Opening the webinar, organised by the Assembly’s Equality Committee, the rapporteur on the topic Petra Stienen (Netherlands, ALDE) said management of the first wave of the COVID-19 crisis had “had a male face” and spoke of the devastating effects of what she described as “machismo politics” in the early stages of the pandemic. “We need to see leaders who show direction, give meaning to their direction, but also who show empathy,” she said, citing remarkable examples of inclusive leadership by women leaders such as Jacinda Ardern and Angela Merkel.

The crisis had been “a magnifying glass” for existing inequalities in our societies, she pointed out, urging better protection from gender-based violence for women and girls, and public debates on the gender dimension of the pandemic.

Bert Koenders, Professor of Peace, Justice and Security at Leiden University, said there had been “some progress” in women’s representation in the field of foreign and security policy in recent years, but added: “It is about more than women in senior positions, it is also about changing the content of policy – so-called ‘women’s issues’ are often the cornerstones of foreign and security policy, and both men and women have big roles to play.”

Ann Bernes, Swedish Ambassador for Gender Equality and Coordinator of Feminist Foreign Policy, outlined how her country had been the first to establish a feminist foreign policy. “This is beginning to become the new normal – that’s what we were aiming for.” This was no longer seen as ‘a women’s issue’ but was regarded as a question of sustainable security, and other countries were beginning to follow Sweden’s example.
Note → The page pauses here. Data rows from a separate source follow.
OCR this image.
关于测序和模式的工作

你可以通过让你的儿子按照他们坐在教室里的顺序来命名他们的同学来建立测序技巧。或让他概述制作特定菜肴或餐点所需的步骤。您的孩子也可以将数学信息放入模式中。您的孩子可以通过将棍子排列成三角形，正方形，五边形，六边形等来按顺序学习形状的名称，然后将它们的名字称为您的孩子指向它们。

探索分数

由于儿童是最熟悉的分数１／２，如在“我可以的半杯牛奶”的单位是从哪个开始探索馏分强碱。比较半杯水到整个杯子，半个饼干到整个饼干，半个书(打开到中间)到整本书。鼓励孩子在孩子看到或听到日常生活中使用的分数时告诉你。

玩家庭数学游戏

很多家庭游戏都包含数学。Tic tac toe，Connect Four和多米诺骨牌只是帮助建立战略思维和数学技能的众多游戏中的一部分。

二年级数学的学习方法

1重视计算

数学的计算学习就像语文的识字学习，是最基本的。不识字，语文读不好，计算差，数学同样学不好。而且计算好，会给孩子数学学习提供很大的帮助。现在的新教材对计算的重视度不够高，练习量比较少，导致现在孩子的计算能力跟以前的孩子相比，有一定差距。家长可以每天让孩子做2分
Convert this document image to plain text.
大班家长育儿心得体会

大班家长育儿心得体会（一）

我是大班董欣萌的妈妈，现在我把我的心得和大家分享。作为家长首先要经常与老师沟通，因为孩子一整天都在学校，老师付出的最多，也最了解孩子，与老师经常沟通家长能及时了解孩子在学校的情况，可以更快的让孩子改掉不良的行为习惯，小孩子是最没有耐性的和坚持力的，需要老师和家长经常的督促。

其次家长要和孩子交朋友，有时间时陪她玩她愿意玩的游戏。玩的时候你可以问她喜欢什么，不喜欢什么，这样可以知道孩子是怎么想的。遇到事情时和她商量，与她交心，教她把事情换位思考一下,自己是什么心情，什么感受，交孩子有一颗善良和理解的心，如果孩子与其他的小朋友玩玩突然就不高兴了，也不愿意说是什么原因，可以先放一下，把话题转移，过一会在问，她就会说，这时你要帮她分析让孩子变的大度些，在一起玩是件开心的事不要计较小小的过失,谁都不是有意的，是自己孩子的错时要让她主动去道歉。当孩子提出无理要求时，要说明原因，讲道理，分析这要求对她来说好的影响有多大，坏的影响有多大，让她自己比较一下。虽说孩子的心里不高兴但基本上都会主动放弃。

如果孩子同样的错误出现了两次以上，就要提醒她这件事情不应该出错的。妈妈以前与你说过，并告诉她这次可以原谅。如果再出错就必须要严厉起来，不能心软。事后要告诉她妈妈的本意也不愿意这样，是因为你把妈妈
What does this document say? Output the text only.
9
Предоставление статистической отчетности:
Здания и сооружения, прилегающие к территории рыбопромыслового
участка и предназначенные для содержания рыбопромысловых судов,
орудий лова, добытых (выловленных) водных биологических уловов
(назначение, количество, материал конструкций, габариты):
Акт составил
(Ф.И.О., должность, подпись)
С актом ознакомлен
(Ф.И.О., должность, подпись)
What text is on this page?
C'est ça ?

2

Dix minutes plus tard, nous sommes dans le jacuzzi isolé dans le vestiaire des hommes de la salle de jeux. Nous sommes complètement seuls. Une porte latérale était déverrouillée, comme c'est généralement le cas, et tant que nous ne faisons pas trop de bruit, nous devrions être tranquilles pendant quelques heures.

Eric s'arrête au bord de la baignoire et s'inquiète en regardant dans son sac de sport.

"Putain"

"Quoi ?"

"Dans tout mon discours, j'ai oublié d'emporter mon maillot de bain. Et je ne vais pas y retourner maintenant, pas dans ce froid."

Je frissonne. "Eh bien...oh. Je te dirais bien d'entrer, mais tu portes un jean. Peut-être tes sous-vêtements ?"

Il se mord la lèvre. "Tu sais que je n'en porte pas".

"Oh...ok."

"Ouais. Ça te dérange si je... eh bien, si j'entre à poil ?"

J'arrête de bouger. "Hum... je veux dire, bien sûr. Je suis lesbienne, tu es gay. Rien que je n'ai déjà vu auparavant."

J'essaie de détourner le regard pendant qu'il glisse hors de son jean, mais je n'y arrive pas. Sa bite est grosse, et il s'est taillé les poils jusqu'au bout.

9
The key challenge, she added, was “how to reach out and convince those who do not agree”.

Samira Rafaela MEP spoke of the situation in the European Parliament, where the current representation of women is just over 40 per cent, though it is only around 35 per cent in committees dealing with external affairs. The parliament was urgently pressing for EU institutions to include gender analyses in their proposals, introduce gender mainstreaming across the board, and step up gender-based budgeting.

Delphine O, Secretary General of the Generation Equality Forum 2020-2021, representing France’s Foreign Ministry, explained how France, drawing on the Swedish model, tried to bring the gender dimension to the forefront whenever the country chaired multilateral bodies such as the G7 or the UN Security Council. The “Generation Equality Forum”, a global gathering scheduled for July, had been postponed because of the COVID crisis, but the delay was in fact adding to the urgency and momentum of the event, she said. “A year after the crisis, it will be a place for everyone to gather and take stock of the impact of the crisis – and what was done. It will be a resource for innovative solutions.”

Dr Jennifer Cassidy, an Oxford University lecturer and former diplomat, spoke of her personal experience of being twice hospitalised as a result of COVID-19, and cited the words of former Swedish Deputy Prime Minister Margot Wallström on crafting policies that directly affected women: “Nothing about us, without us.” Normative ideas of masculinity and manhood had shaped policy and institutions for decades, and this needed to change.